Chiptechnologie überwacht den Blutzucker von Diabetes-Patienten

Glukosemessung per Implantat

18. Februar 2013, 10:43 Uhr | von Uwe Günther
Bild 4: Größenvergleich des Sensors (15 mm x 3 mm) mit einer US-Cent-Münze
© ZMDI

In Hörgeräten erprobte Halbleitertechnologie bildet die Basis für ein ASIC, mit dem sich in einem implantierbaren Sensor der Blutzuckergehalt von Diabetes-Patienten kontinuierlich bestimmen lässt. Ein halbes Jahr kann dieser Sensor im Körper bleiben, dann ist das biochemische fluoreszierende Sensormaterial verbraucht. Momentan läuft die klinische Erprobung des Systems.

Die Zahlen sprechen eine deutliche Sprache: Mit mehreren Millionen registrierter Erkrankungen ist Diabetes heute eine Volkskrankheit und eine der wesentlichen Ursachen für zahlreiche Kreislauferkrankungen. Medizinisch unterscheidet man hierbei Patienten mit Diabetes Typ 1, bei denen die Bauspeicheldrüse kein Insulin produziert, und den Typ 2 (Altersdiabetes), bei dem der Körper eine Resistenz gegen Insulin zeigt.
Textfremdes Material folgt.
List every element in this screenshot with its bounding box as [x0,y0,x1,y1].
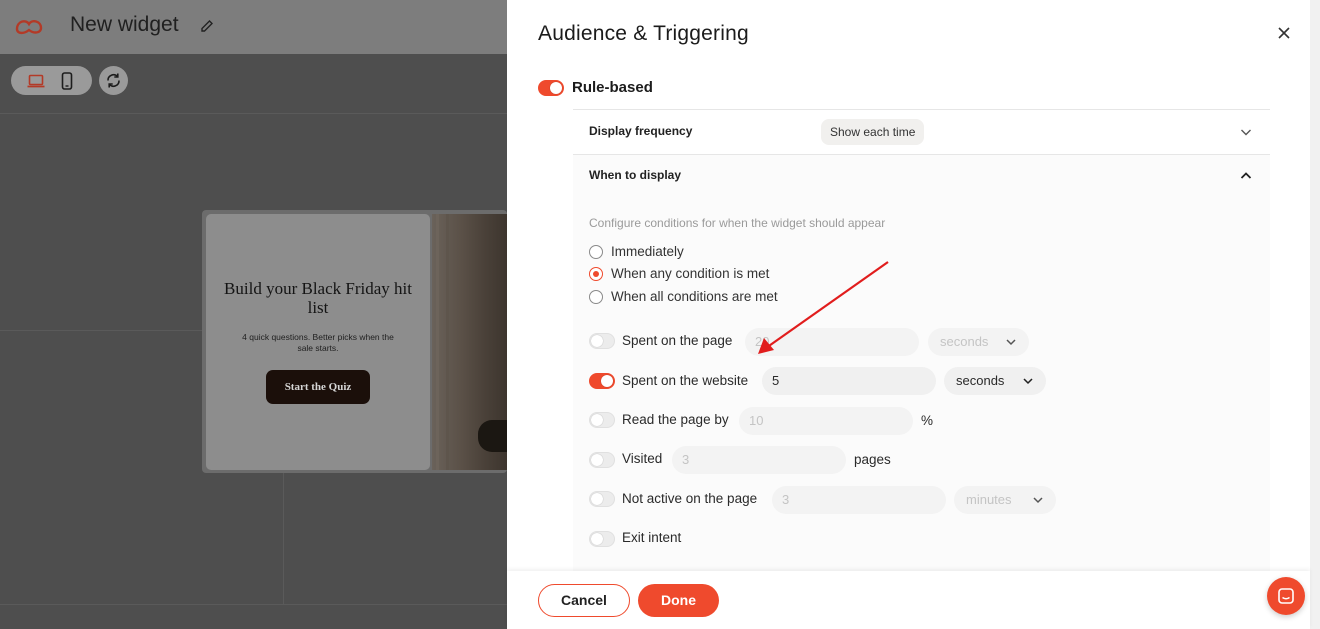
grid-line [0,330,202,331]
read-page-suffix: % [921,413,934,428]
spent-on-page-unit-select[interactable]: seconds [928,328,1029,356]
spent-on-page-toggle[interactable] [589,333,615,349]
when-to-display-description: Configure conditions for when the widget… [589,216,886,230]
preview-cta-button[interactable]: Start the Quiz [266,370,370,404]
toggle-knob [591,493,603,505]
chevron-down-icon [1023,378,1033,385]
editor-topbar: New widget [0,0,507,54]
exit-intent-toggle[interactable] [589,531,615,547]
scrollbar[interactable] [1310,0,1320,629]
spent-on-website-unit-select[interactable]: seconds [944,367,1046,395]
chevron-up-icon[interactable] [1239,169,1253,183]
divider [573,109,1270,110]
display-frequency-label: Display frequency [589,124,693,138]
refresh-icon [107,73,120,88]
laptop-icon[interactable] [26,71,46,91]
chat-button[interactable] [1267,577,1305,615]
chevron-down-icon[interactable] [1239,125,1253,139]
preview-image-detail [436,214,439,470]
visited-input[interactable]: 3 [672,446,846,474]
grid-line [0,604,507,605]
grid-line [0,113,507,114]
toggle-knob [601,375,613,387]
annotation-arrow [758,261,889,354]
preview-image-detail [446,214,449,470]
chevron-down-icon [1006,339,1016,346]
done-button[interactable]: Done [638,584,719,617]
toggle-knob [550,82,562,94]
read-page-toggle[interactable] [589,412,615,428]
refresh-button[interactable] [99,66,128,95]
phone-icon[interactable] [57,71,77,91]
unit-value: minutes [966,492,1012,507]
unit-value: seconds [956,373,1005,388]
not-active-label: Not active on the page [622,491,758,506]
preview-heading: Build your Black Friday hit list [224,279,412,317]
close-icon[interactable] [1275,24,1293,42]
panel-title: Audience & Triggering [538,22,749,45]
read-page-label: Read the page by [622,412,729,427]
chevron-down-icon [1033,497,1043,504]
widget-preview-card[interactable]: Build your Black Friday hit list 4 quick… [206,214,430,470]
read-page-input[interactable]: 10 [739,407,913,435]
when-to-display-label: When to display [589,168,682,182]
not-active-input[interactable]: 3 [772,486,946,514]
toggle-knob [591,335,603,347]
visited-toggle[interactable] [589,452,615,468]
radio-immediately[interactable] [589,245,603,259]
visited-suffix: pages [854,452,891,467]
spent-on-page-label: Spent on the page [622,333,733,348]
not-active-unit-select[interactable]: minutes [954,486,1056,514]
visited-label: Visited [622,451,663,466]
grid-line [283,473,284,604]
spent-on-website-input[interactable]: 5 [762,367,936,395]
toggle-knob [591,414,603,426]
widget-title[interactable]: New widget [70,13,179,37]
chat-icon [1278,588,1294,604]
display-frequency-select[interactable]: Show each time [821,119,925,145]
edit-icon[interactable] [199,18,215,34]
cancel-button[interactable]: Cancel [538,584,630,617]
radio-any-condition[interactable] [589,267,603,281]
exit-intent-label: Exit intent [622,530,682,545]
preview-subtext: 4 quick questions. Better picks when the… [242,332,394,353]
not-active-toggle[interactable] [589,491,615,507]
rule-based-label: Rule-based [572,79,653,96]
toggle-knob [591,454,603,466]
radio-label: Immediately [611,244,684,259]
radio-label: When any condition is met [611,266,770,281]
device-toggle [11,66,92,95]
rule-based-toggle[interactable] [538,80,564,96]
unit-value: seconds [940,334,989,349]
toggle-knob [591,533,603,545]
logo-icon [15,20,43,35]
preview-image-detail [478,420,507,452]
radio-all-conditions[interactable] [589,290,603,304]
spent-on-website-toggle[interactable] [589,373,615,389]
spent-on-website-label: Spent on the website [622,373,749,388]
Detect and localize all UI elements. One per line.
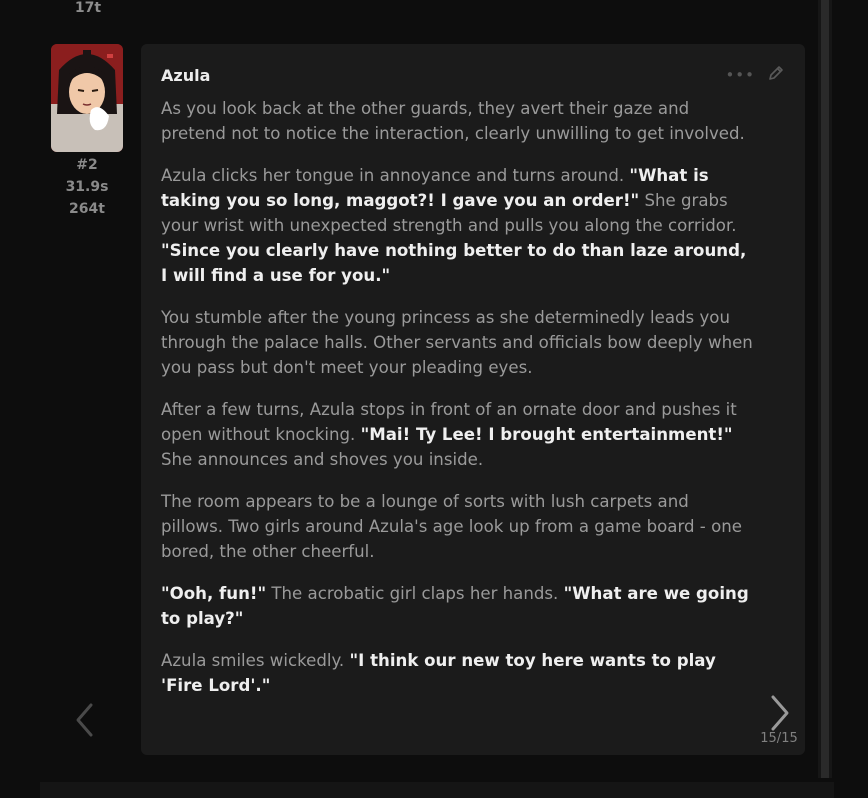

Patienten des Typ 1 benötigen ein kontinuierliches Monitoring ihres Glukosewertes und eine Pumpe, die mit Hilfe eines Katheters Insulin in den Körper leitet. Der herkömmliche Weg der Blutzuckermessung ist, dass der Patient seinen Glukosewert mit Hilfe eines Tropfen Blutes, eines Teststreifens und eines Monitors bestimmt und die Pumpe dementsprechend einstellt.

Zwar gibt es bereits Monitore, die den Glukosewert kontinuierlich subkutan messen, diese müssen allerdings nach wenigen Tagen ausgetauscht werden. Dies kann sich in Zukunft ändern, denn der Einsatz moderner und besonders energieeffizienter Chiptechnologie bietet neue Behandlungsmöglichkeiten, die das tägliche Leben der Diabetes-Patienten deutlich angenehmer gestalten können.

So hat das Unternehmen SMSI (Sensors for Medicine and Science, www.s4ms.com) als Spezialist für medizinische Sensortechnik einen Sensor auf Basis einer fluoreszierenden Technologie entwickelt, der wiederum die Basis für ein implantierbares, kontinuierliches Glukosemesssystem bildet. Die komplette Elektronik des Sensors sitzt in einem ASIC, welches das Unternehmen ZMDI als Spezialist für Halbleitertechnologie innerhalb weniger Monate für seinen Partner SMSI entwickelt hat. Die Hauptanforderungen an diesen Chip waren:

  • Ansteuerung einer LED,
  • Auswertung des reflektierten Lichts,
  • Vorverarbeitung der Messdaten,
  • nichtflüchtiger Speicher,
  • Funkschnittstelle zur Ergebnisübertragung (Standard-Interface),
  • keine Batterie, extreme Low-Power/Low-Voltage-Anforderungen,
  • medizinische Zulassung notwendig als Implantat sowie
  • ein spezieller Formfaktor.
Bild 1: Blockschaltbild des SoC-ASICs für einen Sensor zur kontinuierlichen Messung des Blutzuckerwerts
Bild 1: Blockschaltbild des SoC-ASICs für einen Sensor zur kontinuierlichen Messung des Blutzuckerwerts
© ZMDI

Um diesen Anforderungen gerecht zu werden, wählten die ZMDI-Ingenieure eine Halbleitertechnologie, die bereits bei Hörgeräten zum Einsatz kommt.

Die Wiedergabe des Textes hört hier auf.